Robertus juga mengingatkan pentingnya umat mewujudkan semangat pelayanan kepada sesama dengan sepenuh hati, mulai dari lingkungan terkecil, yakni keluarga, untuk selanjutnya kepada tetangga dan komunitas.

"Misalnya mereka yang sudah tua, kurang mendapat perhatian dengan cukup, mereka yang sakit terkadang tidak kita rawat dengan sepenuh hati. Mereka yang berkebutuhan khusus yang kadang-kadang membuat kita kelelahan, atau mereka-mereka yang tidak mampu berkontribusi untuk keluarganya. Ayolah kini kita rengkuh, kita rangkul, kita sayangi sebagai saudara-saudara kita itu, karena mereka adalah anggota keluarga kita," pesannya.

Ia mengungkapkan bahwa semangat melayani dengan tulus di antara sesama umat manusia itu, harus diwujudkan dalam sikap mau memaafkan orang lain.

"Tidak mudah kan!

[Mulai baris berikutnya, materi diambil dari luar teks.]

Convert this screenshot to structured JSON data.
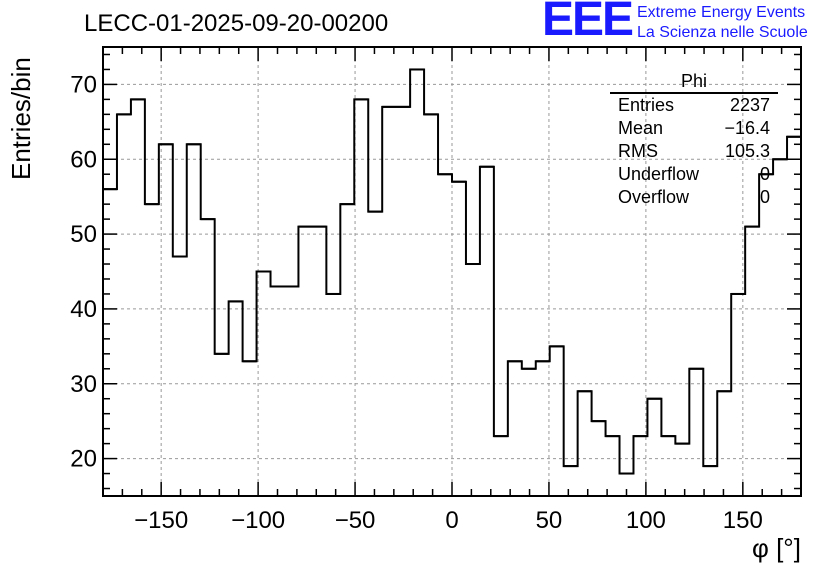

Itulah persis saat kita dituntut untuk meneladan Yesus yang mengampuni, yang memaafkan saudara kita apalagi dalam rumah kita sendiri," ujarnya.

Pada saat pandemi sekarang ini, katanya, umat juga diajak mewujudkan sikap keteladanan pelayanan Yesus, seperti kepada para tenaga medis yang sedang merawat pasien yang terpapar korona. Termasuk mereka yang kehilangan pekerjaan karena dampak virus tersebut.

"Kita berikan perhatian sepenuh hati, dengan menyediakan apa yang mereka butuhkan, sehingga bisa menjalani karantina mandiri dengan baik," pungkasnya. (OL-8).